When you’re convicted of a felony, you go to prison. In Utah, a first offense will get you zero to five years. The average stay for a first-time offender is about 22 to 23 months. Parole is often violated (67 percent of the time, according to state statistics), sending offenders back again and again at average nine-month stays.
After a period of some 15 years, the Utah Department of Corrections is now seeing change—maybe. Following uninspired tenures by Gary DeLand and O. Lane McCotter, the state prison system may be beginning to let in the fresh sunlight of reform. Directed by Pete Haun, the state corrections system looks like it could be taking a small step away from the dark medieval days when mentally ill inmates were tortured to death.
Of course, the Utah Board of Pardons and Paroles, which is independent of the Corrections Department and determines how long inmates stay in prison, still languishes in a time marked by backward thinking.

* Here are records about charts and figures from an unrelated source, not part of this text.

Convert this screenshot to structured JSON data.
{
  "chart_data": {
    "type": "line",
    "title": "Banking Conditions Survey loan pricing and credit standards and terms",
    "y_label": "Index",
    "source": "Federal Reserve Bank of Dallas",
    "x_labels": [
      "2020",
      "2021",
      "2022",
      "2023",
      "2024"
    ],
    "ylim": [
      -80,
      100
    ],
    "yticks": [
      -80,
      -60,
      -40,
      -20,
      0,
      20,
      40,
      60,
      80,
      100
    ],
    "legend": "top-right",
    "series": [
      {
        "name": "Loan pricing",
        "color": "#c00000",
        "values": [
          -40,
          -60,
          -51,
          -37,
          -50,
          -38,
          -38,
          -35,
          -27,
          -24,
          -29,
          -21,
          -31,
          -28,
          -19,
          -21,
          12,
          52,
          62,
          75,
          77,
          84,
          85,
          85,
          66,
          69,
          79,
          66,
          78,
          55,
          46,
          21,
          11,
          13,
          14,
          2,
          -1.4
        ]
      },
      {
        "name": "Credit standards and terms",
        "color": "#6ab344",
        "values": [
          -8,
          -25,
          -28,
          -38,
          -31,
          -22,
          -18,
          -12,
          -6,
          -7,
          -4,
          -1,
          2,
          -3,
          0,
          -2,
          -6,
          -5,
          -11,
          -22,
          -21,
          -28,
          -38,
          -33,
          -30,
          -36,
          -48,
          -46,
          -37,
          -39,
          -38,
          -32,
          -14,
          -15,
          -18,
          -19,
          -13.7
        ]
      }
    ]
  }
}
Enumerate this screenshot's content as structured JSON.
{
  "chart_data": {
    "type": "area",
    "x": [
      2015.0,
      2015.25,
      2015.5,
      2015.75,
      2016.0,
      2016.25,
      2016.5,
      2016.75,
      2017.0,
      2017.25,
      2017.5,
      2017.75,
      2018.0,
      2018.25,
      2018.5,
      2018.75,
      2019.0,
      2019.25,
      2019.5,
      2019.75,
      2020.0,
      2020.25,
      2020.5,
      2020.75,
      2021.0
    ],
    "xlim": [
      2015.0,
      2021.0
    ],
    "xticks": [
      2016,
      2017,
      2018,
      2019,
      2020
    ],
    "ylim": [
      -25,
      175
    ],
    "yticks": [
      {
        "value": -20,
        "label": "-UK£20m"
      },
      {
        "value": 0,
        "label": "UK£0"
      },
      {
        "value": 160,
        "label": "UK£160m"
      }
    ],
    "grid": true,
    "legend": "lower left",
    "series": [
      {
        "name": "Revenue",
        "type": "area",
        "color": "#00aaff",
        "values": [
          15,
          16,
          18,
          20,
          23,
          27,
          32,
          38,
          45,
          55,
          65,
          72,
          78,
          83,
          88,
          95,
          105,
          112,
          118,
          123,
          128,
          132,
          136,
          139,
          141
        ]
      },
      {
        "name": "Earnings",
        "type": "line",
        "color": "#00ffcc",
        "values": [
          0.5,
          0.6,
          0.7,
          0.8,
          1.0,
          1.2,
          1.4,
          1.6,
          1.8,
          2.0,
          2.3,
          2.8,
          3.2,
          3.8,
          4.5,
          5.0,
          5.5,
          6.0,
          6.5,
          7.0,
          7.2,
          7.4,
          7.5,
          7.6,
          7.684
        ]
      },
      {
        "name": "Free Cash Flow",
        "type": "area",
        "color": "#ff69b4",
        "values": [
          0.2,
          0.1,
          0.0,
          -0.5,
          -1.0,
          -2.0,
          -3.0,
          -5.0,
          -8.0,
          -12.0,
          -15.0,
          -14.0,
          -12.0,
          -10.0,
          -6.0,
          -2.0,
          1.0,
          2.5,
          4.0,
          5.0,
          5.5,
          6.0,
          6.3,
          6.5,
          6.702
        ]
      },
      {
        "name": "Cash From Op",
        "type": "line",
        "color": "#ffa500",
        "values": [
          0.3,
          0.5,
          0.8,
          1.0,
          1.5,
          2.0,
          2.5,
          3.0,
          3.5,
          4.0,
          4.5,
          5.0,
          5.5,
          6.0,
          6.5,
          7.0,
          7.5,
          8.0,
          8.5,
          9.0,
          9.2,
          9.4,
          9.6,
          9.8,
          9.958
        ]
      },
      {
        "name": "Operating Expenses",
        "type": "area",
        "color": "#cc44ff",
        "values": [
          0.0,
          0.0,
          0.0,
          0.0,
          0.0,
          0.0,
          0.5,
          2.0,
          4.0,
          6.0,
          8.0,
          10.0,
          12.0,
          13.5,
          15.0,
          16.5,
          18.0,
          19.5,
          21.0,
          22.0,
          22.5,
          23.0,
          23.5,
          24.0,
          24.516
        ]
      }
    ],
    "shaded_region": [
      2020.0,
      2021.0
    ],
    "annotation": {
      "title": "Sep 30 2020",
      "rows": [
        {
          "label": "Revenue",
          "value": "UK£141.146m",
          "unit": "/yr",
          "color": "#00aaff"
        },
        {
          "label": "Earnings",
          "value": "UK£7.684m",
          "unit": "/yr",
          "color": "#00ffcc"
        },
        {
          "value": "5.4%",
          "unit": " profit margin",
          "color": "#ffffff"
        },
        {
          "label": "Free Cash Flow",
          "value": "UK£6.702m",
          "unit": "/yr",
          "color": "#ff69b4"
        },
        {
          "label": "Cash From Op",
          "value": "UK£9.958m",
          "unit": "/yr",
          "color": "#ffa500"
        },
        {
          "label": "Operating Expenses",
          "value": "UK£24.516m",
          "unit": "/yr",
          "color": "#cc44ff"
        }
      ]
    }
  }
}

And whether Haun is really entering a new phase at the Department of Corrections remains to be seen. His attempt to become progressive—if genuine—is walking a tightrope public relations maneuver. Its “Something for Nothing” program, in which inmates must work at jobs that aren’t yet available and enroll in programs that don’t yet exist in adequate numbers, is either folly or genius (see City Beat: “Somethin’ for Nothin’,” this issue).
Presenting the “Something for Nothing” program, or what they call the “Positive Behavior Reward System,” makes prison officials look tough to the public and legislators, but also makes them look draconian to inmates and their families who know too well the suffering of incarceration.
Taking an individual’s liberty away is serious punishment. Selling their new program as if inmates are away at summer camp is something prison officials can get away with in this law-and-order climate, but it certainly leaves cause for concern. If in the end, Haun and his crew do create more jobs, more and better programs, and treatment for inmates, then the gambit will have paid off.
But the risks of this ploy are great. It has put the majority of inmates, who are well-behaved and want jobs and programs, on edge. We have to wonder if there wasn’t an easier, more straightforward way to accomplish the goal—if indeed the goal is, dare we say it, rehabilitation.